Saturday, August 28, 2010

Pers Era Reformasi


August 24, 2010

Lecture: A. Junaidi - The Jakarta Post, Senior Redactor


Pers Orde Baru

Pers pada saat Orde Baru terlihat tidak memiliki suara sama sekali, dikarenakan pada saat orde baru merupakan masa yang otoriter, dimana pada masa ini, kebebasan pers dikekang atas nama kepentingan pemerintah dan ketertiban masyarakat.
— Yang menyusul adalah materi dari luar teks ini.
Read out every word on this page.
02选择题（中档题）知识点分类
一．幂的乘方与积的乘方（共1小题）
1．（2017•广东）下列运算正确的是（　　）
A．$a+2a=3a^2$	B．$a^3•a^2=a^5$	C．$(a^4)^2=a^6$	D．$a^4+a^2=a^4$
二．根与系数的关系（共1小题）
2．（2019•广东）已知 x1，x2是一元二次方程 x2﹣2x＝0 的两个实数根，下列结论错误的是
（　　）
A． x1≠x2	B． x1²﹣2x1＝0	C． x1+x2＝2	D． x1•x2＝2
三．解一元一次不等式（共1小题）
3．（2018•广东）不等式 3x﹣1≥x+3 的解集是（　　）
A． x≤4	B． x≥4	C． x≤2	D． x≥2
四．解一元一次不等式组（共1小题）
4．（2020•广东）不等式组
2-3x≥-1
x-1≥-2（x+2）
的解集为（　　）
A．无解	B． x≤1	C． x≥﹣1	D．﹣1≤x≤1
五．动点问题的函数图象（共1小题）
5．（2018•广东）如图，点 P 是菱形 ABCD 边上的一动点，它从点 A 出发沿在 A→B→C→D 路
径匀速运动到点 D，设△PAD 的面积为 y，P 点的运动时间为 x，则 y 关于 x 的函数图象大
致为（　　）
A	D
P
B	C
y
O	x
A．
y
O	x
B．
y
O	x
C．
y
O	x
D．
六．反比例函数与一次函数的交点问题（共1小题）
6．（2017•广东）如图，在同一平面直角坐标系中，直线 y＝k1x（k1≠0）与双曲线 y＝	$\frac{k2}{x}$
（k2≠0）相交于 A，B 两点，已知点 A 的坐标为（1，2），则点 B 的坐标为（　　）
Pada masa Orde Baru inilah banyaknya terjadi pembredelan terhadap beberapa media masa nasional. Tepatnya pada 1994, ada 3 media massa yang dibredel atau dicabut surat izin penerbitannya, yaitu Tempo, Editor, dan Detik. Pembredelan ini terjadi karena media massa yang dibredel memberitakan suatu peristiwa atau isu yang sedikit banyak membicarakan kinerja pemerintahan pada saat itu.

Selain terjadinya pembredelan, dikeluarkannya SIUPP (Surat Ijin Untuk Penerbitan Pers), dengan dikeluarkannya SIUPP tersebut, maka semakin diperketatnya pers dalam menyebarkan informasi kepada masyarakat luas.

Jadi, setiap ada berita tentang Soeharto yang jelek, maka bagian pemerintah akan langsung menelepon ke pers untuk tidak diberitakan.

Hal-hal pengekangan terhadap pers yang terjadi pada masa Soeharto itu, membuat para wartawan melakukan demo, dengan dibentuknya AJI (Aliansi Jurnalis Independen) tahun 1995.

Tanggal 12 Mei 1998, terjadilah tragedi Trisakti, dimana terjadinya peristiwa penembakan terhadap mahasiswa pada saat demonstrasi menuntut Soeharto turun dari jabatannya. Pada tragedi ini, terdapat empat (4) orang mahasiswa yang tewas tertembak di dalam kampus, dan yang terluka berat dilarikan ke RS Sumber Waras.

Tanggal 13 - 15 Mei 1998, terjadilah kerusuhan Mei 1998 yang diawali oleh krisis finansial Asia, serta dipicu oleh Tragedi Trisakti.

Tanggal 21 Mei 1998, Soeharto mengundurkan diri dari jabatannya setelah kejadian kerusuhan Mei 1998 (13-15 Mei 1998) dan pendudukan gedung DPR/MPR oleh ribuan mahasiswa. Pada saat itulah, masa orde baru berakhir dari pemerintahan yang otoriter.


Pers Pasca Orde Baru

Pasca Orde Baru ini merupakan masa setelah Soeharto mengundurkan diri dari jabatannya. Pasca Orde Baru ini disebut juga "Era Reformasi atau Orde Reformasi". Dikarenakan, pada masa ini masih ada tokoh-tokoh penting pada masa Orde Baru di jajaran pemerintah pada masa Reformasi ini sering membuat beberapa orang mengatakan bahwa Orde Baru masih belum berakhir [1].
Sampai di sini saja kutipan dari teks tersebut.